There are also many advanced features that only a modern PC of today's world could use. Those features include USB, networking IEEE 802.11 b/g wireless and Bluetooth 2.0 +EDR (Enhanced Data Rate) which works at an EDR of 3.0 Mbit/s. This makes it three times faster than normal Bluetooth transmission speeds, and up to ten times in certain more perfect scenarios. In addition, it has lower power consumption through a reduced duty cycle and simplifies multi-link scenarios due to more available bandwidth. The actual data transfer rate is 2.1 megabits per second and the basic signaling rate is about 3 megabits per second.

Additional capabilities that make this device portable and extremely useful, especially if you use your PC as an entertainment centre are the two add-on modules. You are conveniently able to do anything from watching TV (hopefully you have interesting channels to tune into), or using the GPS device as a map guide to get you places. Back at the lab, I took some pictures of the add-on accessory called the Co-Star TV-Tuner module.



The device fits snugly into the back of the UMPC and takes the place of the sliding plastic back-stand. The GPS module is almost identical, just with a different sticker.
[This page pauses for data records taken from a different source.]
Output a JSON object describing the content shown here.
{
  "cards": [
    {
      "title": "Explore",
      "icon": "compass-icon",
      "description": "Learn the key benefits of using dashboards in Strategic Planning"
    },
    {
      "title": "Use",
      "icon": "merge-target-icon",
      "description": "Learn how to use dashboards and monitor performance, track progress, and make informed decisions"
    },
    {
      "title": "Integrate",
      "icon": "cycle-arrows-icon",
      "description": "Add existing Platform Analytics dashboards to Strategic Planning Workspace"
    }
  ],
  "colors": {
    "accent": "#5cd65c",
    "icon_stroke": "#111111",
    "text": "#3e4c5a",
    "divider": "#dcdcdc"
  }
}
The docking bay is definitely something worth getting as it adds a number of features that make it unique. Besides being an attractive add-on, it also has an integrated LAN card & port (RJ-45 connection), an additional VGA connection (since the one on the UMPC is covered over by the docking station when the UMPC connects to the dock), and three USB ports (The UMPC only has two USB ports without the Docking station). Also interesting to note is the IEEE 1394 connector, the earphone jack and the stylus pen ejector tray. Almost everything about the UMPC seems to be well thought out and executed in style. It has a premium feeling about it, and when you consider the RRP (Under $1000US) then it should sell very well indeed.
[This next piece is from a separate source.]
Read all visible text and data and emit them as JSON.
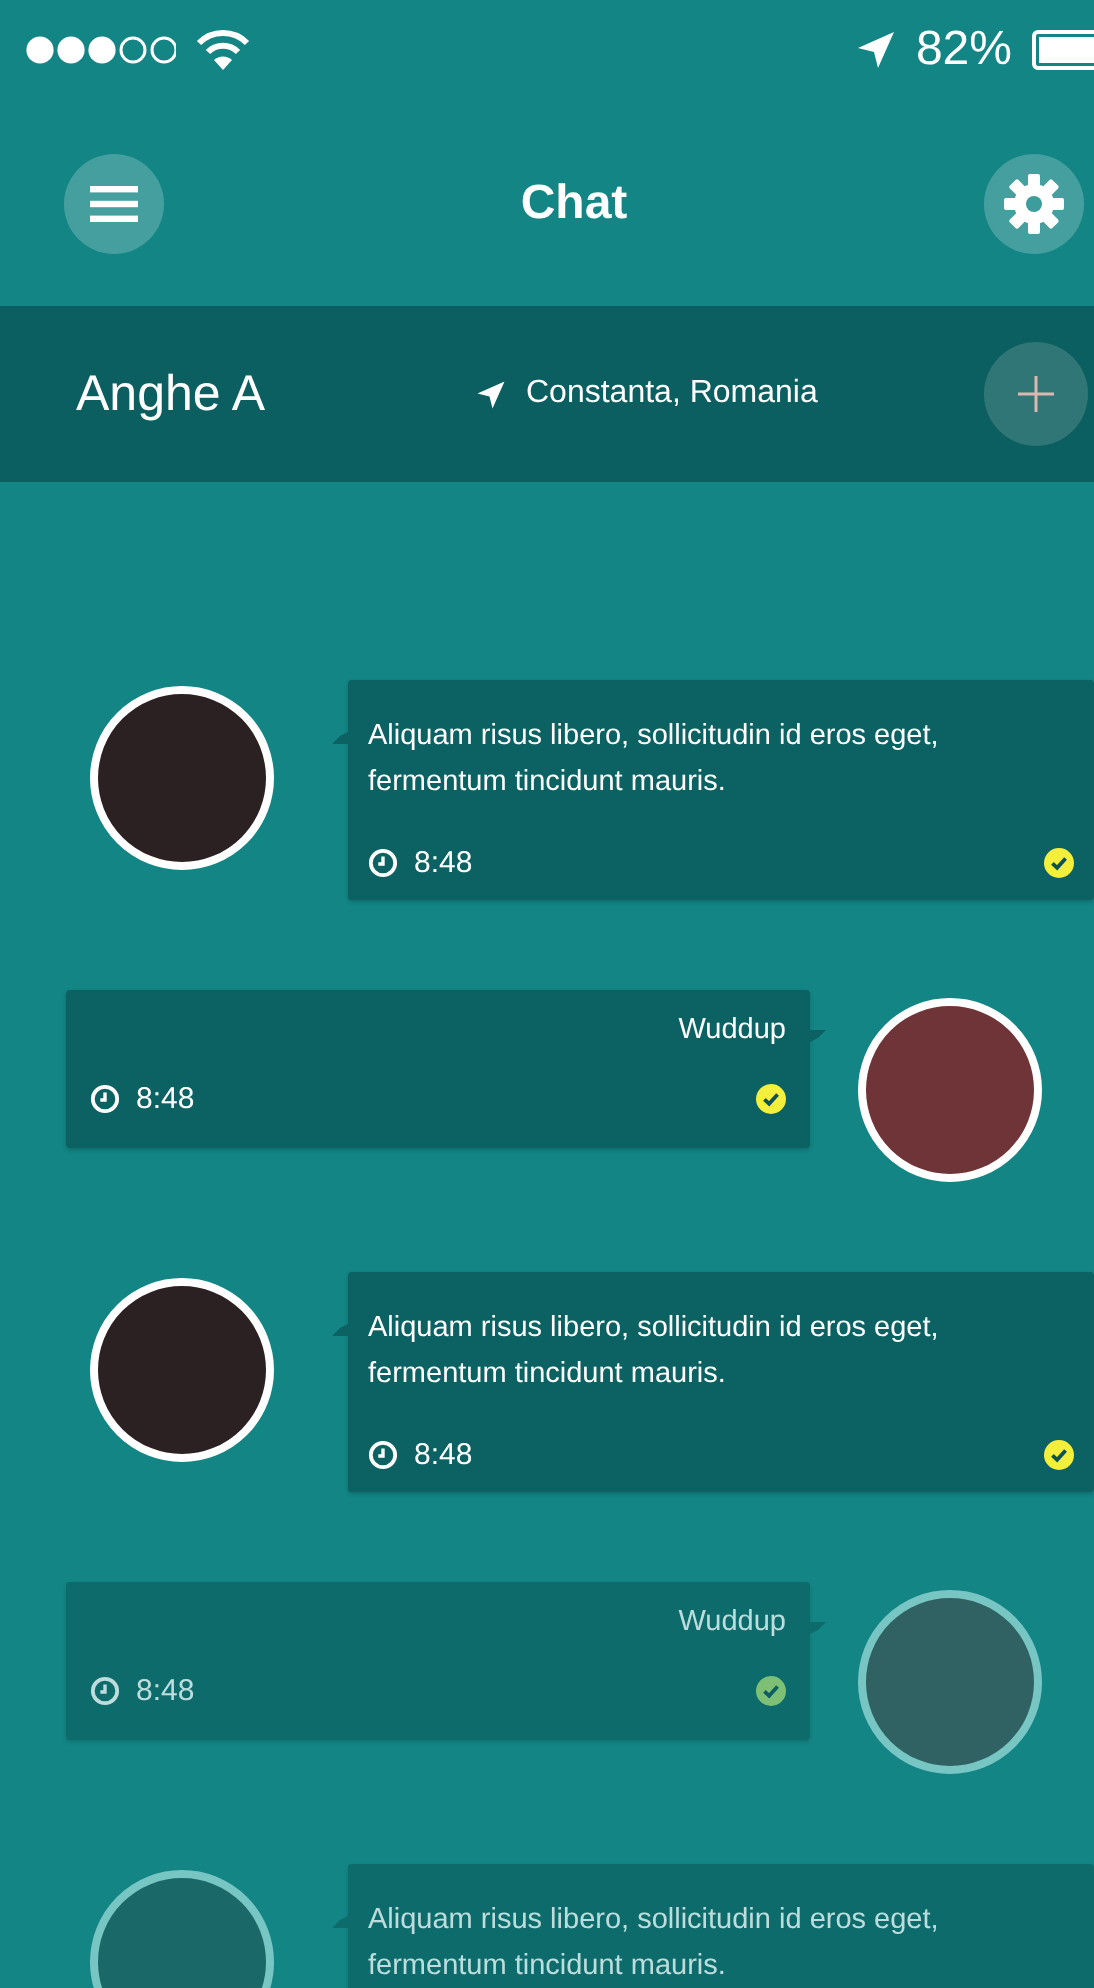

To download music or video over the net is also a cinch as connectivity is virtually guaranteed no matter what medium you use. I was able to walk around Taipei which has free Wi-Fi around the main centers of the city and I could logon while walking. I would stop every now and then to chat on MSN, I then selected a coffee shop and while sipping a Latte was watching news from yahoo's news service. I even tried tuning into the local broadcasted television, but had to move the portable aerial that ships with the Co-Star TV module a bit to get a clear picture.

Final Thoughts




I have to admit that the first two days using the device were a little awkward. However, once I was used to it all the features and buttons became second nature.

My only real gripe with the whole structure was that the webcam was fixed, and the lens could not be swiveled. Thus if you wanted to do webcam to webcam conversation you had to position yourself relative to the lens rather than adjusting the lens to where you are comfortable. That is however a minor thing that can most likely be fixed on future models.

After using this device I feel confident that it has a place in the market. The price point is exceptional and will give any customer a sense of having bought what they paid for, with a bit extra for good measure. That kind of feeling is the reason I shop. I have no hesitation in giving the TweakTown "BEST VALUE!" award to this unique product.